Мне кажется, что legal thriller отступил перед триллерами другой породы. Объясню, почему. Legal thriller – «Мыс страха», например – удовольствие для тех времен, когда есть закон, есть способы обходить закон. И есть своеобразный вызов в том, чтобы наиболее изысканно или аморально (и при этом в рамках закона, как любит говорит один беззаконник-убийца) противнику что-то противопоставить, переиграть его.
Но это имеет смысл именно там, где есть игра, понимаете? И пока она есть. Там, где есть правила; там, где есть большая шахматная доска. Обратите внимание: политический роман, конспирологический роман тоже ушел. Потому что была большая шахматная доска, по терминологии Бжезинского, была игра, были две сверхдержавы. Одна делала то, другая се, но они играли. Там были игроки, условно говоря, типа Киссинджера или Бжезинского. Это было приемлемо для сложных, переусложненных 70-х годов. Для общества, в котором соблюдались правила и выстраивались сложные комбинации. Но общество, которое существует сегодня, вышло за пределы конвенции.
Грех сказать, я первым об этом написал после фильма «Хрусталев, машину!». Это было именно разрушение конвенции, представления о том, что такое искусство. Но еще раньше об этом сказал Лев Аннинский: «Раньше была литература – домысел, вымысел, сгущение, типизация. Теперь поперла такая реальность, что в литературу не лезет». И появился Алесь Адамович с его сверхпрозой, с его документальным свидетельством. Потому что появились темы, к которым подходить с литературными приемами, литературными мерками – уже кощунство.
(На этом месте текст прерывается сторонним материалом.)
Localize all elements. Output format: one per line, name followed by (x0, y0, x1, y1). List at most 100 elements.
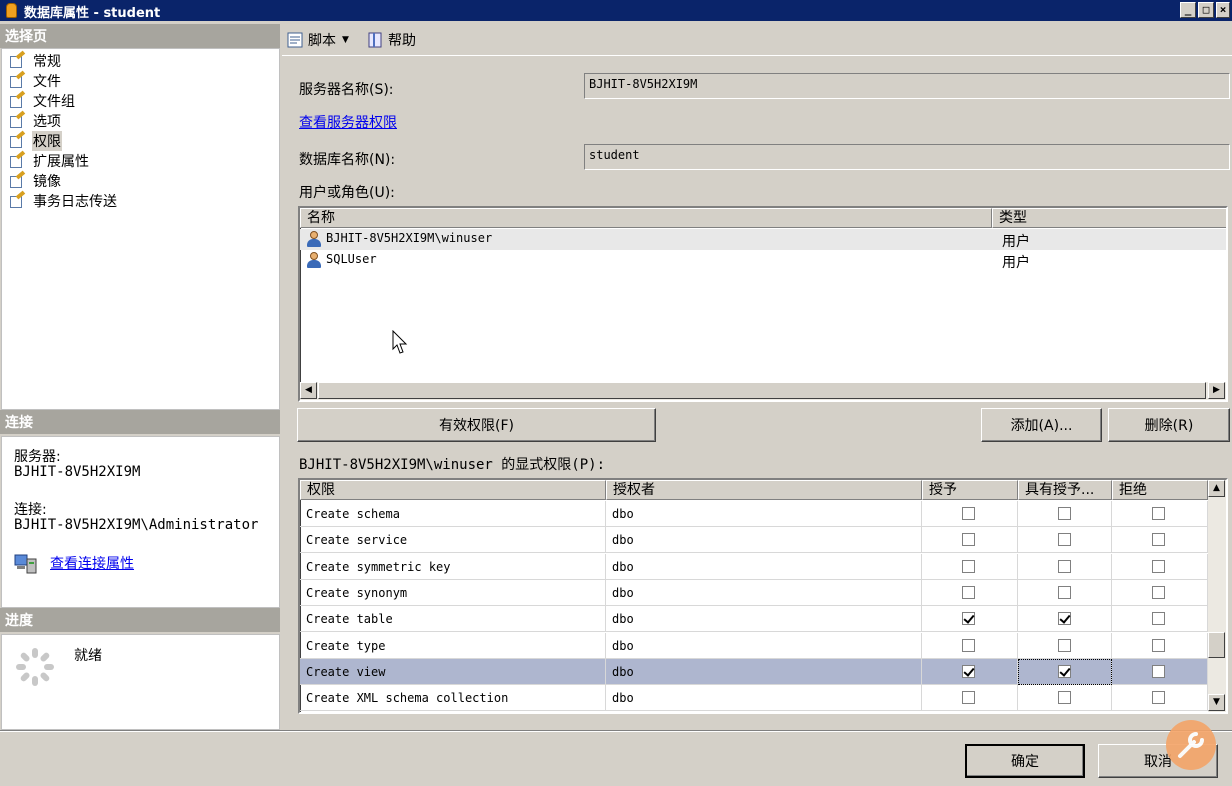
permission-name: Create type (300, 632, 606, 659)
progress-spinner-icon (16, 648, 54, 686)
connection-label: 连接: (14, 502, 47, 518)
deny-checkbox[interactable] (1152, 691, 1165, 705)
nav-item-4[interactable]: 权限 (8, 130, 62, 151)
user-name: SQLUser (326, 252, 377, 266)
column-header-with-grant[interactable]: 具有授予... (1018, 480, 1112, 500)
users-horizontal-scrollbar[interactable]: ◀ ▶ (300, 382, 1226, 400)
users-list[interactable]: 名称 类型 BJHIT-8V5H2XI9M\winuser 用户 SQLUser 用户… (298, 206, 1228, 402)
nav-item-0[interactable]: 常规 (8, 50, 62, 71)
database-name-field[interactable]: student (584, 144, 1230, 170)
permission-name: Create symmetric key (300, 553, 606, 580)
with-grant-checkbox[interactable] (1058, 507, 1071, 520)
help-button[interactable]: 帮助 (366, 29, 416, 51)
grant-checkbox[interactable] (962, 507, 975, 520)
deny-checkbox[interactable] (1152, 533, 1165, 547)
permission-grantor: dbo (606, 579, 922, 606)
script-icon (287, 32, 303, 48)
permission-grantor: dbo (606, 632, 922, 659)
page-wrench-icon (8, 90, 26, 109)
with-grant-checkbox[interactable] (1058, 612, 1071, 626)
script-button[interactable]: 脚本 ▼ (286, 29, 349, 51)
nav-item-label: 镜像 (33, 174, 61, 190)
add-button[interactable]: 添加(A)... (981, 408, 1102, 442)
permission-row[interactable]: Create view dbo (300, 658, 1208, 685)
with-grant-checkbox[interactable] (1058, 533, 1071, 547)
close-button[interactable]: × (1216, 2, 1230, 18)
ok-button[interactable]: 确定 (965, 744, 1085, 778)
scroll-thumb[interactable] (318, 382, 1206, 399)
deny-checkbox[interactable] (1152, 638, 1165, 652)
permission-name: Create view (300, 658, 606, 685)
grant-checkbox[interactable] (962, 638, 975, 652)
focus-rectangle (1018, 658, 1112, 685)
deny-checkbox[interactable] (1152, 585, 1165, 599)
permission-row[interactable]: Create service dbo (300, 527, 1208, 554)
deny-checkbox[interactable] (1152, 664, 1165, 678)
server-name-label: 服务器名称(S): (299, 82, 394, 98)
nav-item-5[interactable]: 扩展属性 (8, 150, 90, 171)
permission-row[interactable]: Create schema dbo (300, 501, 1208, 527)
page-wrench-icon (8, 110, 26, 129)
with-grant-checkbox[interactable] (1058, 585, 1071, 599)
view-server-permissions-link[interactable]: 查看服务器权限 (299, 112, 397, 132)
scroll-down-button[interactable]: ▼ (1208, 694, 1225, 711)
nav-item-3[interactable]: 选项 (8, 110, 62, 131)
scroll-thumb[interactable] (1208, 632, 1225, 658)
column-header-deny[interactable]: 拒绝 (1112, 480, 1208, 500)
scroll-left-button[interactable]: ◀ (300, 382, 317, 399)
permission-row[interactable]: Create type dbo (300, 632, 1208, 659)
permission-row[interactable]: Create XML schema collection dbo (300, 685, 1208, 712)
page-wrench-icon (8, 50, 26, 69)
permission-row[interactable]: Create synonym dbo (300, 579, 1208, 606)
view-connection-properties-link[interactable]: 查看连接属性 (50, 553, 134, 573)
permissions-grid[interactable]: 权限 授权者 授予 具有授予... 拒绝 Create schema dbo Cre… (298, 478, 1228, 714)
column-header-type[interactable]: 类型 (992, 208, 1226, 228)
grant-checkbox[interactable] (962, 559, 975, 573)
grant-checkbox[interactable] (962, 585, 975, 599)
pages-header: 选择页 (0, 24, 280, 48)
scroll-right-button[interactable]: ▶ (1208, 382, 1225, 399)
user-row[interactable]: BJHIT-8V5H2XI9M\winuser 用户 (300, 229, 1226, 250)
nav-item-1[interactable]: 文件 (8, 70, 62, 91)
connection-properties-icon[interactable] (14, 553, 38, 575)
user-icon (306, 252, 322, 268)
scroll-up-button[interactable]: ▲ (1208, 480, 1225, 497)
permission-name: Create synonym (300, 579, 606, 606)
window-title: 数据库属性 - student (24, 6, 161, 21)
minimize-button[interactable]: _ (1180, 2, 1196, 18)
permissions-vertical-scrollbar[interactable]: ▲ ▼ (1208, 480, 1226, 712)
permission-row[interactable]: Create symmetric key dbo (300, 553, 1208, 580)
maximize-button[interactable]: □ (1198, 2, 1214, 18)
grant-checkbox[interactable] (962, 664, 975, 678)
permission-grantor: dbo (606, 606, 922, 633)
nav-item-7[interactable]: 事务日志传送 (8, 190, 118, 211)
progress-status: 就绪 (74, 648, 102, 664)
dropdown-arrow-icon: ▼ (342, 35, 349, 45)
deny-checkbox[interactable] (1152, 559, 1165, 573)
effective-permissions-button[interactable]: 有效权限(F) (297, 408, 656, 442)
deny-checkbox[interactable] (1152, 507, 1165, 520)
column-header-permission[interactable]: 权限 (300, 480, 606, 500)
wrench-icon[interactable] (1166, 720, 1216, 770)
deny-checkbox[interactable] (1152, 612, 1165, 626)
nav-item-label: 事务日志传送 (33, 194, 117, 210)
grant-checkbox[interactable] (962, 691, 975, 705)
with-grant-checkbox[interactable] (1058, 559, 1071, 573)
permission-row[interactable]: Create table dbo (300, 606, 1208, 633)
with-grant-checkbox[interactable] (1058, 638, 1071, 652)
permissions-page: 服务器名称(S): BJHIT-8V5H2XI9M 查看服务器权限 数据库名称(… (282, 58, 1232, 730)
remove-button[interactable]: 删除(R) (1108, 408, 1230, 442)
user-icon (306, 231, 322, 247)
column-header-grantor[interactable]: 授权者 (606, 480, 922, 500)
server-name-field[interactable]: BJHIT-8V5H2XI9M (584, 73, 1230, 99)
column-header-grant[interactable]: 授予 (922, 480, 1018, 500)
script-label: 脚本 (308, 33, 336, 49)
permission-grantor: dbo (606, 501, 922, 527)
user-row[interactable]: SQLUser 用户 (300, 250, 1226, 271)
grant-checkbox[interactable] (962, 612, 975, 626)
nav-item-2[interactable]: 文件组 (8, 90, 76, 111)
grant-checkbox[interactable] (962, 533, 975, 547)
column-header-name[interactable]: 名称 (300, 208, 992, 228)
nav-item-6[interactable]: 镜像 (8, 170, 62, 191)
with-grant-checkbox[interactable] (1058, 691, 1071, 705)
Появились идеи, которые страшнее любого закона.
Условно говоря, в постутопическое пространство Замятина, в «Мы», в интеграл полезли люди из Леса. Оказалось, что «Мы» – не антиутопия, а самая что ни на есть утопия. Оказалось, что новосибирский академгородок как раз и был утопией интеграла. А туда пришли люди из леса, и все закончилось. Может быть, когда-нибудь я напишу роман о том, как в новосибирский академгородок с его интригами, с его фальшью и конформизмом, с его элементами антиутопии по Замятину входят люди из леса, которые вообще отменяют жизнь. Вот такой роман я бы, может, написал бы.
Могу сказать, почему. Понимаете, мысль Бродского о том, что трагедия – это не когда гибнет герой, а когда гибнет хор… Трагедия – когда люди из зала хлынули на сцену. Вот тогда. Потому что на сцене еще соблюдается какая-то видимость игры (актерской в том числе), соблюдается видимость конвенций: мы договорились, и в рамках драматического искусства что-то делаем. Может быть, я и начну роман со сцены в академгородке: приехал театр московский, привез спектакль такой политически сомнительный, все хлынули. И вдруг люди из зала пошли на сцену.